Low-income Americans are not as concerned with climate change, yet it is time for a reckoning--to broaden how every population of all walks of life view the environmental movement to ensure that the voices of those most impacted, especially people of color and the disadvantaged, are intimately involved in the global fight to protect the planet.

A reckoning
In a nutshell

In a nutshell

The environmental movement needs to be inclusive of everyone who believes that breathing clean air, drinking pure and clean water, and surviving weather patterns is a basic human right, and must include the communities of color who are directly impacted. The solution is to engage the Black and Brown communities by shifting the message. The people of color are already aware of climate change and how it affects them.
What they need are bold, inclusive policies and answers that meet the demands of communities of color who are in the throes of climate change and carrying the weight of it all. There are already examples of people of color leading the charge, including the NAACP Environmental and Climate Justice Program, the Climate Justice Alliance, and the Native Organizers Alliance. Each of these organizations unite communities across race, gender, and economic status by being on the frontlines of environmental justice.
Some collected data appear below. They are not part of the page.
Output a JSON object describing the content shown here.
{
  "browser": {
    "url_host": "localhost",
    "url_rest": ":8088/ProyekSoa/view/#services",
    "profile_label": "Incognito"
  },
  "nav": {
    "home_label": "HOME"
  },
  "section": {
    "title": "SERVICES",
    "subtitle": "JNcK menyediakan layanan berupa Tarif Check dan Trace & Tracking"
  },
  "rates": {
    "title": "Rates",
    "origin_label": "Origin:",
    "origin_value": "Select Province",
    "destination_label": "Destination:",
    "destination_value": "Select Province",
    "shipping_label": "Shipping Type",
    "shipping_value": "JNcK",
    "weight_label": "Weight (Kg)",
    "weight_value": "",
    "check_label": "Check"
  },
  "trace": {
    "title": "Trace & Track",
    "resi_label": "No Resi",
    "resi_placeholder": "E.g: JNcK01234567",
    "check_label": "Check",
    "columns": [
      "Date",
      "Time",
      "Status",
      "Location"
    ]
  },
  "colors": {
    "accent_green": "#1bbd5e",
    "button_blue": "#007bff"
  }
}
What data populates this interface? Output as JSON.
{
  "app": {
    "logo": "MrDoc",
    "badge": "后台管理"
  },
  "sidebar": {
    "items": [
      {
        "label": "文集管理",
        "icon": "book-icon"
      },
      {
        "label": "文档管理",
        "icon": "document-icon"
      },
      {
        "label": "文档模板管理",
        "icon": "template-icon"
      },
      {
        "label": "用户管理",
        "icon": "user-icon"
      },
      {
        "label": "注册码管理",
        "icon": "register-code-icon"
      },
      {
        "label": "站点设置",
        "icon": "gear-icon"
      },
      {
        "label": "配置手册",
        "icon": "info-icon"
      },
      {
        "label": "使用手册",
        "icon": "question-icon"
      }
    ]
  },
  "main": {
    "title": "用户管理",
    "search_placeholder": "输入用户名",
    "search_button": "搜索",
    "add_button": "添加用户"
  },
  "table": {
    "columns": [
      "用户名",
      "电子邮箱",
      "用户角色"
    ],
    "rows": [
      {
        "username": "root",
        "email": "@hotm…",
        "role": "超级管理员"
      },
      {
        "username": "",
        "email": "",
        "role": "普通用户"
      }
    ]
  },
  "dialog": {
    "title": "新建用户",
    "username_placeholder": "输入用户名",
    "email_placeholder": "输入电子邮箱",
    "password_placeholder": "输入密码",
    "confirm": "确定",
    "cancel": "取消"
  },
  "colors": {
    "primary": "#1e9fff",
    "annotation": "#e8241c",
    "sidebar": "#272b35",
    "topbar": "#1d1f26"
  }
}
As climate change is an emergency which disproportionately affects minorities and disadvantaged populations, it’s imperative to treat it as a racial justice issue. We must center the dialogue around the voices and experiences of people of color, offering them credit for their work, and being explicit about how the environmental movement disproportionately affects them.. Turning a blind eye to this crisis by not including the communities directly impacted will only lead to further inequities, a more terrifying warming of the climate, and lack of decisive action to help those most affected.. We cannot move the country forward without listening to their voices.

People of color ARE part of the solution.